Eski Sağlık Bakanının sahibi olduğu önünde Avcılar Hospital önünde biraraya gelen devrimci-ilerici güçler ve kitle örgütleri, “Sağlıkça Ticaret, Soygun ve Ölüm Demektir. Herkese Eşit Parasız, Nitelikli Sağlık Şarttır” yazılı pankart açarak bir eylem gerçekleştirdi.
Eylemde sık sık “Gün Gelecek devran dönecek AKP halka hesap verecek”, “Sağlıkta Sömürüye Son” sloganları atıldı. Yapılan açıklamaya hasta yakınları katılırken, çevredeki halkta eyleme yoğun destek verdi.

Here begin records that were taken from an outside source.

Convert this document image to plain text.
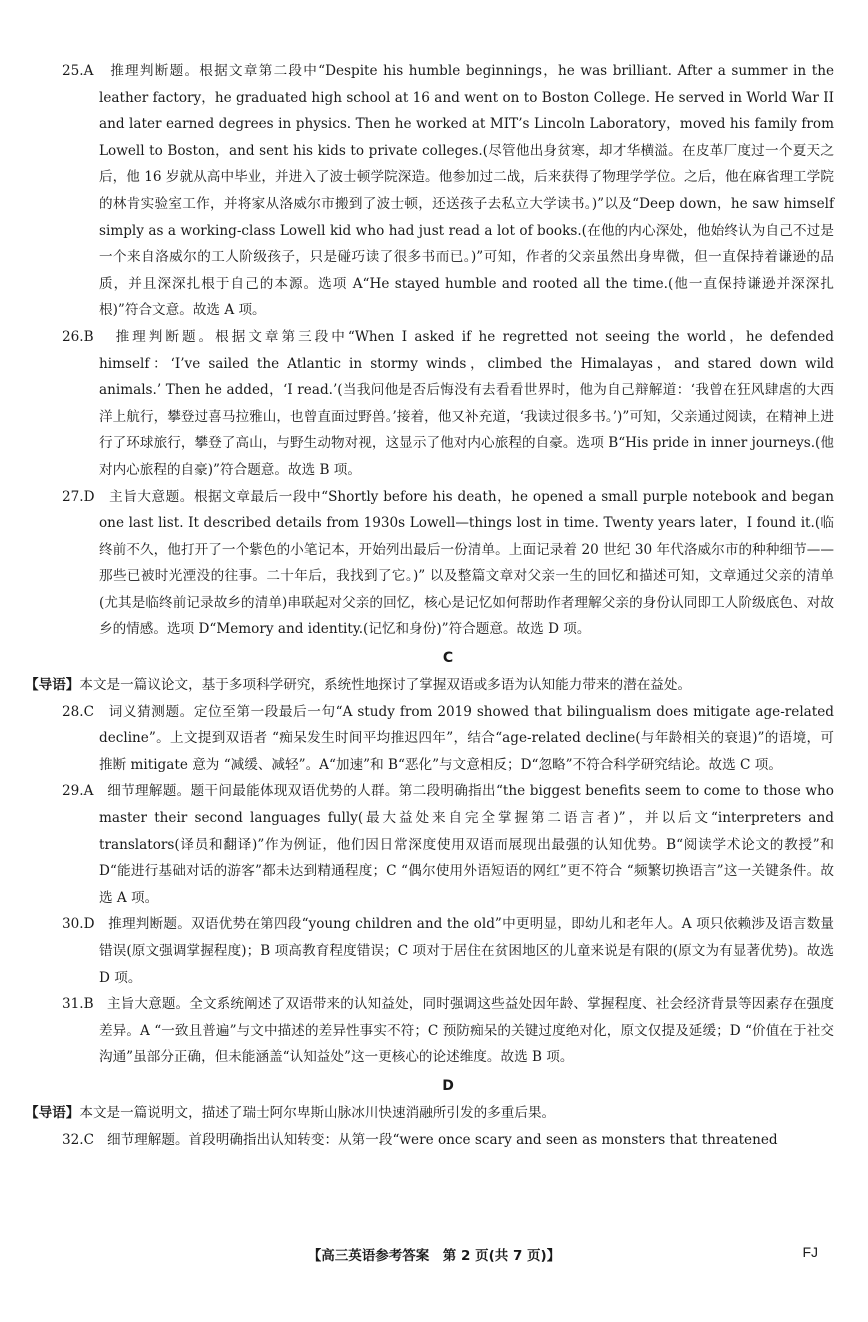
25.A 推理判断题。根据文章第二段中“Despite his humble beginnings，he was brilliant. After a summer in the leather factory，he graduated high school at 16 and went on to Boston College. He served in World War II and later earned degrees in physics. Then he worked at MIT’s Lincoln Laboratory，moved his family from Lowell to Boston，and sent his kids to private colleges.(尽管他出身贫寒，却才华横溢。在皮革厂度过一个夏天之后，他 16 岁就从高中毕业，并进入了波士顿学院深造。他参加过二战，后来获得了物理学学位。之后，他在麻省理工学院的林肯实验室工作，并将家从洛威尔市搬到了波士顿，还送孩子去私立大学读书。)”以及“Deep down，he saw himself simply as a working-class Lowell kid who had just read a lot of books.(在他的内心深处，他始终认为自己不过是一个来自洛威尔的工人阶级孩子，只是碰巧读了很多书而已。)”可知，作者的父亲虽然出身卑微，但一直保持着谦逊的品质，并且深深扎根于自己的本源。选项 A“He stayed humble and rooted all the time.(他一直保持谦逊并深深扎根)”符合文意。故选 A 项。

26.B 推理判断题。根据文章第三段中“When I asked if he regretted not seeing the world，he defended himself：‘I’ve sailed the Atlantic in stormy winds，climbed the Himalayas，and stared down wild animals.’ Then he added，‘I read.’(当我问他是否后悔没有去看看世界时，他为自己辩解道：‘我曾在狂风肆虐的大西洋上航行，攀登过喜马拉雅山，也曾直面过野兽。’接着，他又补充道，‘我读过很多书。’)”可知，父亲通过阅读，在精神上进行了环球旅行，攀登了高山，与野生动物对视，这显示了他对内心旅程的自豪。选项 B“His pride in inner journeys.(他对内心旅程的自豪)”符合题意。故选 B 项。

27.D 主旨大意题。根据文章最后一段中“Shortly before his death，he opened a small purple notebook and began one last list. It described details from 1930s Lowell—things lost in time. Twenty years later，I found it.(临终前不久，他打开了一个紫色的小笔记本，开始列出最后一份清单。上面记录着 20 世纪 30 年代洛威尔市的种种细节——那些已被时光湮没的往事。二十年后，我找到了它。)” 以及整篇文章对父亲一生的回忆和描述可知，文章通过父亲的清单(尤其是临终前记录故乡的清单)串联起对父亲的回忆，核心是记忆如何帮助作者理解父亲的身份认同即工人阶级底色、对故乡的情感。选项 D“Memory and identity.(记忆和身份)”符合题意。故选 D 项。

C

【导语】本文是一篇议论文，基于多项科学研究，系统性地探讨了掌握双语或多语为认知能力带来的潜在益处。

28.C 词义猜测题。定位至第一段最后一句“A study from 2019 showed that bilingualism does mitigate age-related decline”。上文提到双语者 “痴呆发生时间平均推迟四年”，结合“age-related decline(与年龄相关的衰退)”的语境，可推断 mitigate 意为 “减缓、减轻”。A“加速”和 B“恶化”与文意相反；D“忽略”不符合科学研究结论。故选 C 项。

29.A 细节理解题。题干问最能体现双语优势的人群。第二段明确指出“the biggest benefits seem to come to those who master their second languages fully(最大益处来自完全掌握第二语言者)”，并以后文“interpreters and translators(译员和翻译)”作为例证，他们因日常深度使用双语而展现出最强的认知优势。B“阅读学术论文的教授”和 D“能进行基础对话的游客”都未达到精通程度；C “偶尔使用外语短语的网红”更不符合 “频繁切换语言”这一关键条件。故选 A 项。

30.D 推理判断题。双语优势在第四段“young children and the old”中更明显，即幼儿和老年人。A 项只依赖涉及语言数量错误(原文强调掌握程度)；B 项高教育程度错误；C 项对于居住在贫困地区的儿童来说是有限的(原文为有显著优势)。故选 D 项。

31.B 主旨大意题。全文系统阐述了双语带来的认知益处，同时强调这些益处因年龄、掌握程度、社会经济背景等因素存在强度差异。A “一致且普遍”与文中描述的差异性事实不符；C 预防痴呆的关键过度绝对化，原文仅提及延缓；D “价值在于社交沟通”虽部分正确，但未能涵盖“认知益处”这一更核心的论述维度。故选 B 项。

D

【导语】本文是一篇说明文，描述了瑞士阿尔卑斯山脉冰川快速消融所引发的多重后果。

32.C 细节理解题。首段明确指出认知转变：从第一段“were once scary and seen as monsters that threatened

【高三英语参考答案　第 2 页(共 7 页)】	FJ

“Bugün içinde yaşadığımız kapitalist sistemde sürekli sorunlarla karşı karşıyayız. Eğitimden sağlığa tüm toplumsal alanlarda sistemin ne kadar çürümüş ve ne kadar halka karşı olduğunu görüyoruz. En son örneği SGK'dan ödeme almak için yenidoğan bebek sağlığının nasıl tehlikeye atıldığı ortaya çıktı. Yenidoğan çetesi adı verilen içinde sağlık çalışanlarının, uzman doktorların olduğu suç örgütü yenidoğan bebekleri kendi anlaştıkları özel hastanelerin yenidoğan yoğun bakımlarına sevk edilmesini sağlayarak kazanç elde ettiği tespit edildi. Gereksiz tedavi verilmesi ve gerektiğinde acil müdahale yapılmaması nedeniyle 12 bebek öldürüldü. Ayrıca yoğun bakımda kullanılmayan fakat tüketilmiş olarak gösterilen ilaçlarında piyasada satışının yapıldığı belirlendi.” sözlerine yer verilen açıklamada AKP iktidarının yaşanan olayın kendisiyle ilişkisini kurmadan ve hastane patronlarına dokunmadan süreci geçiştirmeye çalıştığına dikkat çekildi.
Açıklamada şunlar kaydedildi:
Neoliberal kapitalist program özel hastane ve özel sağlık kuruluşlarını yüksek kar garantili bir sektöre dönüştürdü. Devlet teşvikleri ve kredi destekleriyle açılan özel hastaneler yukarıda özetlediğimiz soygun yöntemleri sayesinde hızla çoğalarak devasa tesislere dönüştüler. Bu sistem sürdükçe sağlıkta sömürü, soygun ve ölüm artarak daha büyük skandallar yaratarak devam edecektir. Yani sıtma üreten
bataklık orada dururken sivrisineklerle uğraşıyorlar. Bataklık kar amacına dayalı sağlık sistemidir, son verilmelidir. Tek çözüm sağlığın tamamen kamulaştırılmasıdır.Özel hastaneler ve özel sağlık kuruluşları ve özel tıp fakülteleri kamulaştırılmalıdır. “Yenidoğan çetesi operasyonu” suç üreten sistemi aklayıp suçu bir şebekeye yıkarak olayın üzerini kapatmaya çalışıyor. Oysa şebekenin başı prim alan çalışanlar değil asıl karı kasalarına dolduran hastane patronlarıdır. Eski sağlık bakanının hastanesinin de işin içinde olması sistemin iktidarla iç içe olduğunu açıkça gösteriyor. Eski sağlık bakanı da tutuklanmalıdır. Daha önce İstanbul sağlık müdürü olan yeni sağlık bakanı da istifa etmeli ve yargılanmalıdır.
AKP iktidarı tüm kurum ve kurallarıyla devleti sermayenin hizmetçisi haline dönüştürürken kendi mensupları da kasalarını doldurmaktadırlar. Sağlık bakanlarının hastaneleri, Turizm bakanının otelleri, Milli eğitim bakanının okulları, İçişleri bakanın mafya ilişkileri… herkesin bildiği şeyler. Böyle bir devletten halka baskı ve sömürüden başka bir şey düşmüyor.
Sonuç olarak, sağlıkta yaşanan bu çöküşün nedeni ihmaller ya da istisnalar değildir. Bu sistemin tüm kademelerinin işleyişini belirleyen kapitalizmin bir sonucudur. İktidar bu gerçekleri örtbas etmeye çalışsa da, halk sağlığını hiçe sayan bu sistemi değiştirmek ancak halkın örgütlü mücadelesiyle mümkündür. Yaşasın örgütlü mücadelemiz.